A dispute over whether a 40-year-old elm tree on Lee Street in Old Town Alexandria should be cut down may be settled this week by City Manager Vola Lawson.
It is the first time in at least 10 years that a neighborhood battle over a tree has risen to the level of the city manager. "The significance of that tree and the importance the city places on preservation of trees in the city make this an important matter and that's why the city manager is deciding on it," said Tom Brannan, assistant city manager.
The problems began in the fall when James and Bonnye Manfredi decided to brick in their front yard to make a parking pad for their two-story brick town house at 728 S. Lee St.
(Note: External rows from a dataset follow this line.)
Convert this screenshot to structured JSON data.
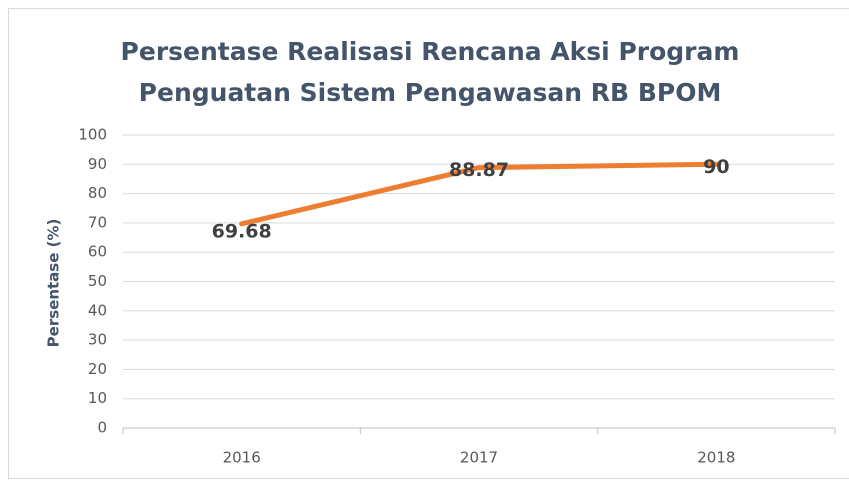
{
  "chart_data": {
    "type": "line",
    "title": [
      "Persentase Realisasi Rencana Aksi Program",
      "Penguatan Sistem Pengawasan RB BPOM"
    ],
    "y_label": "Persentase (%)",
    "categories": [
      "2016",
      "2017",
      "2018"
    ],
    "series": [
      {
        "name": "Persentase",
        "color": "#ed7d31",
        "values": [
          69.68,
          88.87,
          90
        ]
      }
    ],
    "ylim": [
      0,
      100
    ],
    "yticks": [
      0,
      10,
      20,
      30,
      40,
      50,
      60,
      70,
      80,
      90,
      100
    ],
    "grid": true,
    "data_labels": true,
    "legend": false
  }
}
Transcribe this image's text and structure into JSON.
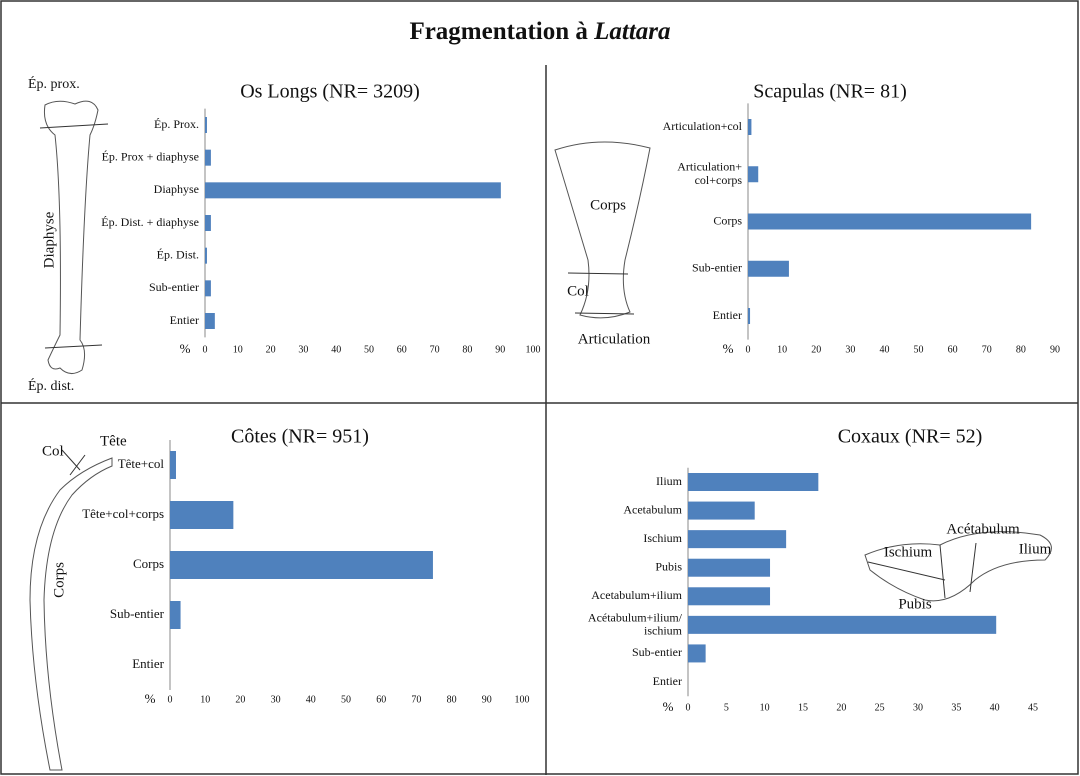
{
  "title": {
    "text": "Fragmentation à",
    "emphasis": "Lattara"
  },
  "chart_data": [
    {
      "type": "barh",
      "title": "Os Longs (NR= 3209)",
      "xlabel": "%",
      "color": "#4f81bd",
      "categories": [
        "Ép. Prox.",
        "Ép. Prox + diaphyse",
        "Diaphyse",
        "Ép. Dist. + diaphyse",
        "Ép. Dist.",
        "Sub-entier",
        "Entier"
      ],
      "values": [
        0.6,
        1.8,
        90.2,
        1.8,
        0.6,
        1.8,
        3
      ],
      "xlim": [
        0,
        100
      ],
      "xticks": [
        0,
        10,
        20,
        30,
        40,
        50,
        60,
        70,
        80,
        90,
        100
      ],
      "annotations": [
        "Ép. prox.",
        "Diaphyse",
        "Ép. dist."
      ]
    },
    {
      "type": "barh",
      "title": "Scapulas (NR= 81)",
      "xlabel": "%",
      "color": "#4f81bd",
      "categories": [
        "Articulation+col",
        "Articulation+\ncol+corps",
        "Corps",
        "Sub-entier",
        "Entier"
      ],
      "values": [
        1,
        3,
        83,
        12,
        0.6
      ],
      "xlim": [
        0,
        90
      ],
      "xticks": [
        0,
        10,
        20,
        30,
        40,
        50,
        60,
        70,
        80,
        90
      ],
      "annotations": [
        "Corps",
        "Col",
        "Articulation"
      ]
    },
    {
      "type": "barh",
      "title": "Côtes (NR= 951)",
      "xlabel": "%",
      "color": "#4f81bd",
      "categories": [
        "Tête+col",
        "Tête+col+corps",
        "Corps",
        "Sub-entier",
        "Entier"
      ],
      "values": [
        1.7,
        18,
        74.7,
        3,
        0
      ],
      "xlim": [
        0,
        100
      ],
      "xticks": [
        0,
        10,
        20,
        30,
        40,
        50,
        60,
        70,
        80,
        90,
        100
      ],
      "annotations": [
        "Col",
        "Tête",
        "Corps"
      ]
    },
    {
      "type": "barh",
      "title": "Coxaux (NR= 52)",
      "xlabel": "%",
      "color": "#4f81bd",
      "categories": [
        "Ilium",
        "Acetabulum",
        "Ischium",
        "Pubis",
        "Acetabulum+ilium",
        "Acétabulum+ilium/\nischium",
        "Sub-entier",
        "Entier"
      ],
      "values": [
        17,
        8.7,
        12.8,
        10.7,
        10.7,
        40.2,
        2.3,
        0
      ],
      "xlim": [
        0,
        45
      ],
      "xticks": [
        0,
        5,
        10,
        15,
        20,
        25,
        30,
        35,
        40,
        45
      ],
      "annotations": [
        "Acétabulum",
        "Ischium",
        "Ilium",
        "Pubis"
      ]
    }
  ]
}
The Manfredis asked the neighbors living on either side of them to sign a document saying they approved of the plan. The plan required the city to make a curb cut next to a 40-year-old American elm tree that stands on public property between the street and a sidewalk at the left side of the property.
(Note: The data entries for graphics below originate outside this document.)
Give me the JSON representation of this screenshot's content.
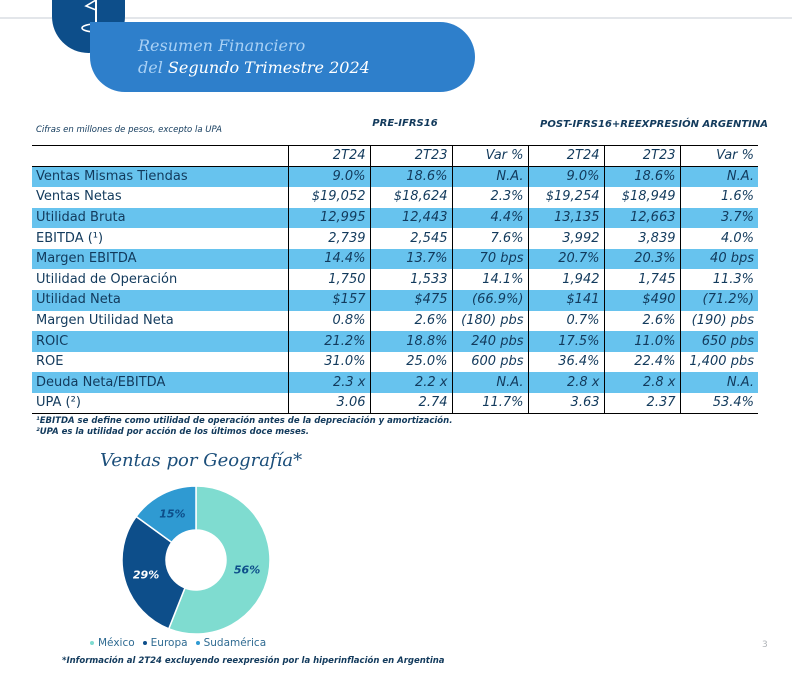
{
  "header": {
    "line1": "Resumen Financiero",
    "line2_prefix": "del",
    "line2_main": "Segundo Trimestre 2024"
  },
  "table": {
    "units_note": "Cifras en millones de pesos, excepto la UPA",
    "group_pre": "PRE-IFRS16",
    "group_post": "POST-IFRS16+REEXPRESIÓN ARGENTINA",
    "columns": [
      "2T24",
      "2T23",
      "Var %",
      "2T24",
      "2T23",
      "Var %"
    ],
    "rows": [
      {
        "label": "Ventas Mismas Tiendas",
        "values": [
          "9.0%",
          "18.6%",
          "N.A.",
          "9.0%",
          "18.6%",
          "N.A."
        ]
      },
      {
        "label": "Ventas Netas",
        "values": [
          "$19,052",
          "$18,624",
          "2.3%",
          "$19,254",
          "$18,949",
          "1.6%"
        ]
      },
      {
        "label": "Utilidad Bruta",
        "values": [
          "12,995",
          "12,443",
          "4.4%",
          "13,135",
          "12,663",
          "3.7%"
        ]
      },
      {
        "label": "EBITDA (¹)",
        "values": [
          "2,739",
          "2,545",
          "7.6%",
          "3,992",
          "3,839",
          "4.0%"
        ]
      },
      {
        "label": "Margen EBITDA",
        "values": [
          "14.4%",
          "13.7%",
          "70 bps",
          "20.7%",
          "20.3%",
          "40 bps"
        ]
      },
      {
        "label": "Utilidad de Operación",
        "values": [
          "1,750",
          "1,533",
          "14.1%",
          "1,942",
          "1,745",
          "11.3%"
        ]
      },
      {
        "label": "Utilidad Neta",
        "values": [
          "$157",
          "$475",
          "(66.9%)",
          "$141",
          "$490",
          "(71.2%)"
        ]
      },
      {
        "label": "Margen Utilidad Neta",
        "values": [
          "0.8%",
          "2.6%",
          "(180) pbs",
          "0.7%",
          "2.6%",
          "(190) pbs"
        ]
      },
      {
        "label": "ROIC",
        "values": [
          "21.2%",
          "18.8%",
          "240 pbs",
          "17.5%",
          "11.0%",
          "650 pbs"
        ]
      },
      {
        "label": "ROE",
        "values": [
          "31.0%",
          "25.0%",
          "600 pbs",
          "36.4%",
          "22.4%",
          "1,400 pbs"
        ]
      },
      {
        "label": "Deuda Neta/EBITDA",
        "values": [
          "2.3 x",
          "2.2 x",
          "N.A.",
          "2.8 x",
          "2.8 x",
          "N.A."
        ]
      },
      {
        "label": "UPA (²)",
        "values": [
          "3.06",
          "2.74",
          "11.7%",
          "3.63",
          "2.37",
          "53.4%"
        ]
      }
    ]
  },
  "footnotes": {
    "note1": "¹EBITDA se define como utilidad de operación antes de la depreciación y amortización.",
    "note2": "²UPA es la utilidad por acción de los últimos doce meses."
  },
  "geography": {
    "title": "Ventas por Geografía*",
    "disclaimer": "*Información al 2T24 excluyendo reexpresión por la hiperinflación en Argentina"
  },
  "chart_data": {
    "type": "pie",
    "title": "Ventas por Geografía*",
    "categories": [
      "México",
      "Europa",
      "Sudamérica"
    ],
    "values": [
      56,
      29,
      15
    ],
    "labels": [
      "56%",
      "29%",
      "15%"
    ],
    "colors": [
      "#7fdcd0",
      "#0d4e8a",
      "#2f9ad2"
    ],
    "legend": "bottom"
  },
  "page": {
    "number": "3"
  }
}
"When we asked our neighbors for approval of the curb cut, we planned to keep the tree, but then the city staff told us the curb cut would cause major damage to the tree's roots and the tree would have to be cut down," Bonnye Manfredi said.
The Manfredis paid the city $2,000 for the planned curb cut and $850 for the planned tree removal. However, when their next-door neighbors, Betty Mattox and George Morgan, saw a large "X" painted on the tree in December, they demanded their signatures be withdrawn because they did not approve of the tree's removal.
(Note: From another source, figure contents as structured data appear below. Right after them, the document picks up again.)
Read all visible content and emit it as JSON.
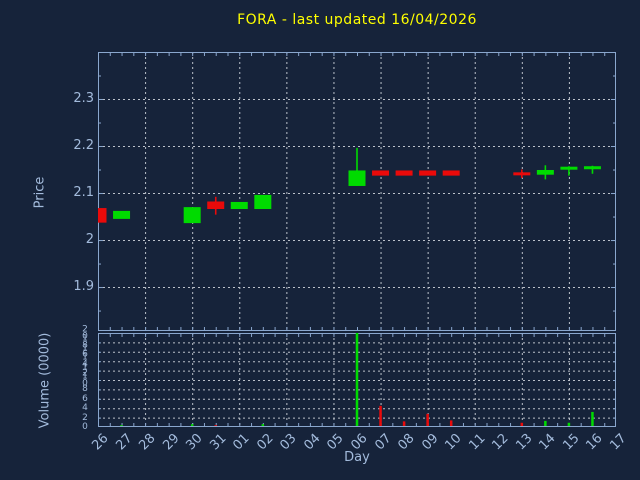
{
  "title": "FORA - last updated 16/04/2026",
  "colors": {
    "background": "#16233A",
    "axis": "#8AA7CE",
    "grid": "#BCC2CB",
    "tick_text": "#A3BBDC",
    "title_text": "#FFFF00",
    "up": "#00DB00",
    "down": "#EA0A0A"
  },
  "chart_data": [
    {
      "type": "candlestick",
      "title": "FORA - last updated 16/04/2026",
      "xlabel": "Day",
      "ylabel": "Price",
      "x_categories": [
        "26",
        "27",
        "28",
        "29",
        "30",
        "31",
        "01",
        "02",
        "03",
        "04",
        "05",
        "06",
        "07",
        "08",
        "09",
        "10",
        "11",
        "12",
        "13",
        "14",
        "15",
        "16",
        "17"
      ],
      "ylim": [
        1.8,
        2.4
      ],
      "ytick_labels": [
        "1.9",
        "2",
        "2.1",
        "2.2",
        "2.3"
      ],
      "yticks": [
        1.9,
        2.0,
        2.1,
        2.2,
        2.3
      ],
      "grid": "dashed, vertical line every 2 days",
      "legend": "none",
      "candles": [
        {
          "day": "26",
          "open": 2.068,
          "high": 2.068,
          "low": 2.037,
          "close": 2.037,
          "dir": "down"
        },
        {
          "day": "27",
          "open": 2.045,
          "high": 2.062,
          "low": 2.045,
          "close": 2.062,
          "dir": "up"
        },
        {
          "day": "30",
          "open": 2.036,
          "high": 2.07,
          "low": 2.036,
          "close": 2.07,
          "dir": "up"
        },
        {
          "day": "31",
          "open": 2.082,
          "high": 2.092,
          "low": 2.054,
          "close": 2.066,
          "dir": "down"
        },
        {
          "day": "01",
          "open": 2.066,
          "high": 2.081,
          "low": 2.066,
          "close": 2.081,
          "dir": "up"
        },
        {
          "day": "02",
          "open": 2.066,
          "high": 2.096,
          "low": 2.066,
          "close": 2.096,
          "dir": "up"
        },
        {
          "day": "06",
          "open": 2.115,
          "high": 2.196,
          "low": 2.115,
          "close": 2.148,
          "dir": "up"
        },
        {
          "day": "07",
          "open": 2.148,
          "high": 2.148,
          "low": 2.137,
          "close": 2.137,
          "dir": "down"
        },
        {
          "day": "08",
          "open": 2.148,
          "high": 2.148,
          "low": 2.137,
          "close": 2.137,
          "dir": "down"
        },
        {
          "day": "09",
          "open": 2.148,
          "high": 2.148,
          "low": 2.137,
          "close": 2.137,
          "dir": "down"
        },
        {
          "day": "10",
          "open": 2.148,
          "high": 2.148,
          "low": 2.137,
          "close": 2.137,
          "dir": "down"
        },
        {
          "day": "13",
          "open": 2.144,
          "high": 2.15,
          "low": 2.132,
          "close": 2.138,
          "dir": "down"
        },
        {
          "day": "14",
          "open": 2.139,
          "high": 2.159,
          "low": 2.129,
          "close": 2.149,
          "dir": "up"
        },
        {
          "day": "15",
          "open": 2.156,
          "high": 2.157,
          "low": 2.137,
          "close": 2.156,
          "dir": "up"
        },
        {
          "day": "16",
          "open": 2.157,
          "high": 2.158,
          "low": 2.141,
          "close": 2.157,
          "dir": "up"
        }
      ]
    },
    {
      "type": "bar",
      "xlabel": "Day",
      "ylabel": "Volume (0000)",
      "ylim": [
        0,
        20
      ],
      "ytick_labels": [
        "0",
        "2",
        "4",
        "6",
        "8",
        "10",
        "12",
        "14",
        "16",
        "18",
        "20"
      ],
      "yticks": [
        0,
        2,
        4,
        6,
        8,
        10,
        12,
        14,
        16,
        18,
        20
      ],
      "bars": [
        {
          "day": "27",
          "value": 0.4,
          "dir": "up"
        },
        {
          "day": "30",
          "value": 0.6,
          "dir": "up"
        },
        {
          "day": "31",
          "value": 0.4,
          "dir": "down"
        },
        {
          "day": "02",
          "value": 0.6,
          "dir": "up"
        },
        {
          "day": "06",
          "value": 20,
          "dir": "up"
        },
        {
          "day": "07",
          "value": 4.5,
          "dir": "down"
        },
        {
          "day": "08",
          "value": 1.2,
          "dir": "down"
        },
        {
          "day": "09",
          "value": 2.8,
          "dir": "down"
        },
        {
          "day": "10",
          "value": 1.4,
          "dir": "down"
        },
        {
          "day": "13",
          "value": 0.9,
          "dir": "down"
        },
        {
          "day": "14",
          "value": 1.3,
          "dir": "up"
        },
        {
          "day": "15",
          "value": 0.9,
          "dir": "up"
        },
        {
          "day": "16",
          "value": 3.2,
          "dir": "up"
        }
      ]
    }
  ]
}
"I don't want that beautiful tree cut down," said Mattox, whose family has owned the town house next to the Manfredis since 1945.
"We had gotten all of our proper permits before our neighbors ever started complaining," Bonnye Manfredi said.
Bonnye Manfredi said the tree "is not healthy and leaks some kind of sap. It's just awful and it's tearing up the sidewalk where the roots are."
Said city arborist Jennifer Hollings, "The tree is in very good health."
Lawson is expected to decide this week after conferring with Hollings, the city attorney and the Department of Transportation and Environmental Services.